The man chairing the talks, Kieran Mulvey, the head of the Labour Relations Commission, had hoped that the talks would conclude today but they are now expected to stretch into this week.


The high-profile dispute at the passport office and the Cpsu conference, which concluded yesterday, have upset the talks which have been ongoing for the last two weeks.


The actual talks have been taking place at various secret locations around Dublin rather than Government Buildings. This is aimed at preventing information being leaked to the media.


The Cpsu's demand for the restoration of January's pay cuts this year has put the union, which represents 10,000 lower-paid clerical staff, out of kilter with its colleague unions in Ictu.

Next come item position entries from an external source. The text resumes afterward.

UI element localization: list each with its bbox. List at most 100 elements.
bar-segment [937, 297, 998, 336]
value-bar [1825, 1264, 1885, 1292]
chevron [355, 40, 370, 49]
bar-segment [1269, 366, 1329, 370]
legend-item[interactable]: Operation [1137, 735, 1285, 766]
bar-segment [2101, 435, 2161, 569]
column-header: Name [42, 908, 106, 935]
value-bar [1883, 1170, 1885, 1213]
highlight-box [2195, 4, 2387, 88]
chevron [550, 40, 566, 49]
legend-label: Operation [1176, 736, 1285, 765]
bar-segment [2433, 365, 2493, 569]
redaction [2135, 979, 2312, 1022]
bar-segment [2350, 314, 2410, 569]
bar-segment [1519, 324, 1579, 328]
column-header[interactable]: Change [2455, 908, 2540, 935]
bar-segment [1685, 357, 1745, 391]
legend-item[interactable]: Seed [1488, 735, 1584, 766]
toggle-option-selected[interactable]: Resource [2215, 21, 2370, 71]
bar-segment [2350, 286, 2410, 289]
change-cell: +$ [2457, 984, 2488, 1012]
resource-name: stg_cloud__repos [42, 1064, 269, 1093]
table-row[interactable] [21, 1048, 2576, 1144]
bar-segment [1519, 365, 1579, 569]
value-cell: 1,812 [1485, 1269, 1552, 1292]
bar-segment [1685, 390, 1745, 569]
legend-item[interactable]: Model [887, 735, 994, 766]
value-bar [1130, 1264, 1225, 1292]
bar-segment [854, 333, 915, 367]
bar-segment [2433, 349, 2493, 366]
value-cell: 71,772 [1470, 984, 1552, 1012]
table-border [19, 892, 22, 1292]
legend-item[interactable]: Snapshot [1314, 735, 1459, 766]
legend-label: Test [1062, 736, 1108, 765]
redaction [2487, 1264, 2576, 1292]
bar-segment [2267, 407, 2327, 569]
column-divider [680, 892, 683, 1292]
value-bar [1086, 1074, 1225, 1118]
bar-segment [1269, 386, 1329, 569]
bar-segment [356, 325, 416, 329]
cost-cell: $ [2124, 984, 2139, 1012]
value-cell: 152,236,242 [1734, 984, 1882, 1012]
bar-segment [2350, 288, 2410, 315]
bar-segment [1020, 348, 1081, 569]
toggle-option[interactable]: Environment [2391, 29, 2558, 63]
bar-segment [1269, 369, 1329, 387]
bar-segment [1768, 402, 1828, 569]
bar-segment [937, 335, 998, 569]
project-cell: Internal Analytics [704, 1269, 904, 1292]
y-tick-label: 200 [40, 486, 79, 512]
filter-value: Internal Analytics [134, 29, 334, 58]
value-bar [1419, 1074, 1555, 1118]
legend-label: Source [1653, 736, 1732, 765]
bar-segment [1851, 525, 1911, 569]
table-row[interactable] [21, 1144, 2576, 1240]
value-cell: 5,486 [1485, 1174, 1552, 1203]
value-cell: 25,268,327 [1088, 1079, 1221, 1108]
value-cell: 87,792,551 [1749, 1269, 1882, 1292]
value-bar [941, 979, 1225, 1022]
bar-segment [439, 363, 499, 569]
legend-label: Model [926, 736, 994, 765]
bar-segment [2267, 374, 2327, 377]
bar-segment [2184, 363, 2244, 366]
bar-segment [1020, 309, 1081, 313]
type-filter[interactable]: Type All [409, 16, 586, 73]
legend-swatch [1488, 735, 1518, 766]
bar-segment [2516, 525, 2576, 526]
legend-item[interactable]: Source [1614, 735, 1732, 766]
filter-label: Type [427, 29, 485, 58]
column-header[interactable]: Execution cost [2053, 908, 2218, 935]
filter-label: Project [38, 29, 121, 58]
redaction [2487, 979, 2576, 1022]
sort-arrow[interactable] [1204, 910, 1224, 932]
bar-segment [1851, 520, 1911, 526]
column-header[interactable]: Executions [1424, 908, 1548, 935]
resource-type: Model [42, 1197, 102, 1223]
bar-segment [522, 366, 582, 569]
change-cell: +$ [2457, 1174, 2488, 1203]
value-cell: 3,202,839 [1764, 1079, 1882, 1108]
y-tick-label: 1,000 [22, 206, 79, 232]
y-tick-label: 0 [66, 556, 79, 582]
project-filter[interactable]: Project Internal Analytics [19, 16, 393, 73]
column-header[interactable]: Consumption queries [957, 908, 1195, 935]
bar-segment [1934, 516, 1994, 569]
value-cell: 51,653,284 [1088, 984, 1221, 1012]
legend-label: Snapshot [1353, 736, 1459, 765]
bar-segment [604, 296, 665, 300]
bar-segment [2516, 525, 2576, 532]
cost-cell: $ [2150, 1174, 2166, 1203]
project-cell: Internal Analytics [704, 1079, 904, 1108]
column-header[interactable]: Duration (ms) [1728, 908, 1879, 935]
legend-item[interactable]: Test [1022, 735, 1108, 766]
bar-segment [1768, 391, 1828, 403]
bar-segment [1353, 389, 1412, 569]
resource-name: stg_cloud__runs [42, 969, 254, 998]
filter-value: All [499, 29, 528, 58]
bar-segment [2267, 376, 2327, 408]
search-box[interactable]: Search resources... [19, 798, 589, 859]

These unions, such as Impact, Siptu and teacher unions which represent the vast majority of public servants, have taken a more conciliatory approach, talking about the restoration of pay cuts over time.


In reality, these unions are more concerned about avoiding any further cuts in pay and pensions.


The Cpsu backed a motion at its conference threatening to escalate the current work-to-rule to full-scale strike action unless there is agreement at the pay talks.


The Department of Finance is adamant that it needs the unions to sign up to verifiable reforms across the public service. including an 8am to 8pm working day in health.


It also wants an extra hour's work each week for teachers, before it can consider any compensatory pay increase even by next year.


On the issue of pay, Finance warned that it could not do anything that would be perceived by the international banks as reversing its tough budgetary stance to date which would make necessary borrowing harder and more costly. It has told unions Ireland must avoid "a Greece scenario".